I agree, absolutely. What a great combo: Art + Wine!
We have some Kenwood artist series in the cellar. A good wine, and also a good label. Of course, this is not always the case.
Also, we’ve bought bottles because of laser etched art (on magnums). Conversation starters.
It can help both the winery as you suggest, and the artist. I’ll drink to that!
“…they won’t disturb any branding that has been accomplished via a primary label.”
It’s possible to maintain brand identity through good design: a simple and successful example would be that National Geographic has a different picture on the cover every month but you can spot that yellow border a mile away and know exactly what it is.
A bad example would be those wine labels that add art but reduce it to the size of a postage stamp, filling in blank space on an existing label design. You squint and wonder if you’re looking at the complete work or just a small section of it. ‘
Somewhere in between are the DuBoeuf Beaujolais Nouveau bottles every year: unique design every year, recognizable brand, but it’s always a wallpaper-like pattern rather than a single piece of art.
Interesting design challenges…
I like art and wine together but the concept of wine as validation is one we strongly discourage with our customers. We almost always get through to them but if not, there are stores that cater to that clientel.
Check out Bokisch Vineyards’ wines from Lodi for some very interesting Spanish-inspired art. The 2007 Tempranillo is a favorite (both the wine and art) but I think they are all very well received by their customers!

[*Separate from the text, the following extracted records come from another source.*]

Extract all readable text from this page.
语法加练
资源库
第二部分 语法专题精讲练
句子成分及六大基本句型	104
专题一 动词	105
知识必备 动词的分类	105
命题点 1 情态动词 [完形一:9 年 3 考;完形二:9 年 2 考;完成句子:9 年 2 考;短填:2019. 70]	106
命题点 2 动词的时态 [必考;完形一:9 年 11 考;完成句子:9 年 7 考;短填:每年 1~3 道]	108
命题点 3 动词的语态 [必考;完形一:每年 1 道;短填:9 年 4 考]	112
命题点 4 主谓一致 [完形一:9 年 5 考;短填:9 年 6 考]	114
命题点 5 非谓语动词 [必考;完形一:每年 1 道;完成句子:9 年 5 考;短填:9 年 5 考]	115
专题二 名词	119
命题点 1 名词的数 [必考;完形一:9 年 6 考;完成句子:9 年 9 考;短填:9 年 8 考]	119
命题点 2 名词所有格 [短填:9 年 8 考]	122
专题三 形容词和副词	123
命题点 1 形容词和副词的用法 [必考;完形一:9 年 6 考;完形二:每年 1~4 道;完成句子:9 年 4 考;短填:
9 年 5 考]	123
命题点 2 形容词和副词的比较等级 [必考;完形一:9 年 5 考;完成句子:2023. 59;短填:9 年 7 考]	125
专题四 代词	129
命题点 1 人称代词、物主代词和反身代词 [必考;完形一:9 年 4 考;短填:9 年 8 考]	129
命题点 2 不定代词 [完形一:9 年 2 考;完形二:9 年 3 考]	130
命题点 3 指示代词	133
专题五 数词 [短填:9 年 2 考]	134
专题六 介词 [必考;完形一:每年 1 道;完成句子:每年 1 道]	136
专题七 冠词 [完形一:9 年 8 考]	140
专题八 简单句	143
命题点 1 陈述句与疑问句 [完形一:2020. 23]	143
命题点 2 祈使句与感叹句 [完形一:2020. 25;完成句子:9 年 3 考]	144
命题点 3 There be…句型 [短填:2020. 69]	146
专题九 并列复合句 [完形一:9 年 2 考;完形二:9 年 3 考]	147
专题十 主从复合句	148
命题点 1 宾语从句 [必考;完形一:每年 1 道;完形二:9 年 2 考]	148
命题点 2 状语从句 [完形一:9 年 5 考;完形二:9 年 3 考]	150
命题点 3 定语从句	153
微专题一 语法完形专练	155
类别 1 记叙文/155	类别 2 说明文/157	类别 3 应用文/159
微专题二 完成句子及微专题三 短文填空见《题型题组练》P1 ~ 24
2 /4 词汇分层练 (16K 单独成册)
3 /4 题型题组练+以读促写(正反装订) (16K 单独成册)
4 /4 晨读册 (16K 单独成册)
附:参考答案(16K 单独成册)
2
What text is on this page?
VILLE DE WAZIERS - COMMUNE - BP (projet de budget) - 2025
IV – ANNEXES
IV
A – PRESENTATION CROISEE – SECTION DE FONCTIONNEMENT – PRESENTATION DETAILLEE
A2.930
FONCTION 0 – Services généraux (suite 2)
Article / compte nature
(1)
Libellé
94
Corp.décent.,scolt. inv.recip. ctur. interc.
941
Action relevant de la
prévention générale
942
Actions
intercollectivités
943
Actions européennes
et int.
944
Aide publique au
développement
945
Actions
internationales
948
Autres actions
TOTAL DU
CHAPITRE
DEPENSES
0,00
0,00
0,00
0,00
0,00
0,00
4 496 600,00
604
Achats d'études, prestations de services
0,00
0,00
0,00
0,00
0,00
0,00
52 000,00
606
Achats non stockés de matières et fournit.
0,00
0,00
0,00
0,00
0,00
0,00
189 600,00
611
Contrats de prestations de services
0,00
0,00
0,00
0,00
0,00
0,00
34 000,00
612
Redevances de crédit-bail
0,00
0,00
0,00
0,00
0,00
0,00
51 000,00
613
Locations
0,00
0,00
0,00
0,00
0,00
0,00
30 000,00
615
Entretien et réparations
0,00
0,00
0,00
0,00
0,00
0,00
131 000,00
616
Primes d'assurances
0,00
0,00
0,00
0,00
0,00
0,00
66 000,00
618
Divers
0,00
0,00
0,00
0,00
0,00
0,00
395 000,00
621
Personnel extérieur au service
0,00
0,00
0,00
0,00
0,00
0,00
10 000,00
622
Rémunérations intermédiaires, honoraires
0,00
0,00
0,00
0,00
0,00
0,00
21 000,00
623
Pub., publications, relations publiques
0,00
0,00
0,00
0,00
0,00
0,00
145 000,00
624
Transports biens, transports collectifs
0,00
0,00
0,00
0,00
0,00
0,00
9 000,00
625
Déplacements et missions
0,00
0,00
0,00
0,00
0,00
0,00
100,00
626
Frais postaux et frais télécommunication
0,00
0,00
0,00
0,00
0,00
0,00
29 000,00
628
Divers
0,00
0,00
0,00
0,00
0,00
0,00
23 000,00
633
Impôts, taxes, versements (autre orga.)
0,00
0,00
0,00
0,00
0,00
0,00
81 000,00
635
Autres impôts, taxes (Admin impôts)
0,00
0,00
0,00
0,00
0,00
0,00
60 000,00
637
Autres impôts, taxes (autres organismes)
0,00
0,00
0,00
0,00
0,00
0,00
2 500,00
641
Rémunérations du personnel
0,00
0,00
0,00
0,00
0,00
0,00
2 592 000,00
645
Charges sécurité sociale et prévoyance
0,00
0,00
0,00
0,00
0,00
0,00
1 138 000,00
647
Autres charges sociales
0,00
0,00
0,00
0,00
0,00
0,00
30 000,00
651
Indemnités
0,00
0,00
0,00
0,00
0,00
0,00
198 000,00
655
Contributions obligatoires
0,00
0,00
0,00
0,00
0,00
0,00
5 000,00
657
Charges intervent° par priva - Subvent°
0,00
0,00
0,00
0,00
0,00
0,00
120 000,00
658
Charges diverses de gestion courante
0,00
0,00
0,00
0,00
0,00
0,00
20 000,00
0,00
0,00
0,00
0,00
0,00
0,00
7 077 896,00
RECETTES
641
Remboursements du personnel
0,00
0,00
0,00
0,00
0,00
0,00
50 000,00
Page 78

Just reading Randall Grahm’s new book, in which he has a chapter detailing the history of the wine labels. The Bonny Doon labels have always been rather outlandish, so it was fascinating to see the thought behind them. Randall even said they won a loyal consumer following but alienated the critics for not being serious enough.
“Wine is an idea. Wine is a reminder. Wine is a piece of art. Wine is a validation of your lifestyle.”
Good aspects of how we would like our consumers to accept our bottle of wine (again and again …). To give them an unbeatable sensation of feeling good in all ways, to make them and us, all, happy. That is why wine is so important to all of us playing in this story, from the vineyards to store shelves or restaurants. ‘Cause bottle of good wine is a result of hard work of group of people focused in the same direction. If the piece of art on the wine label breathes in the the same rythm, completes the sinergy and finishes the story behind the wine than we have a winner. That’s why it is the biggest sicret in the world.
This was the whole concept around the development of our Goosecross ÆROS Artisan Series of wines. The metal label was designed by an artist, the plates hand-carved by a jeweler, and the final metal label produced by a foundry. Each label hand-applied. The wine in the bottle needs to meet the standards of a “panel” of winemakers before being labeled as ÆROS. If the wine doesn’t meet the standard, we do not release an ÆROS for that vintage year.
The label needs to tell a genuine visual and tactile story and clearly relate back to the wine, but more importantly, back to the people and the philosophy of the brand. Otherwise, the lasting value will be lost. The label should also inspire emotion that assists the human bonding experience with an inanimate wine bottle.
Now for a brief story regarding “genuine” art: My sister once owned a few fine art galleries with her husband in San Francisco, New York, and Los Angeles (very successful I might add).
One day, while visiting one of the galleries, I tripped over a brick on the floor that had a nail in it. I went to move the brick since I thought it to be unsafe. I was hammered for moving the brick! That brick had been carefully designed and “hand-crafted” by a famous artist and strategically placed on the floor (where it was) to cast a particular shadow.
My having moved this brick apparently cost the gallery a small fortune to have the artist reposition it once again. The brick with the nail in it was a meager $18,000 and ultimately sold for same!
Please define “genuine” art.
Check out the Darioush II from Darioush. I love their Persian art…every year a new one…it pains me to open even though they are delicious.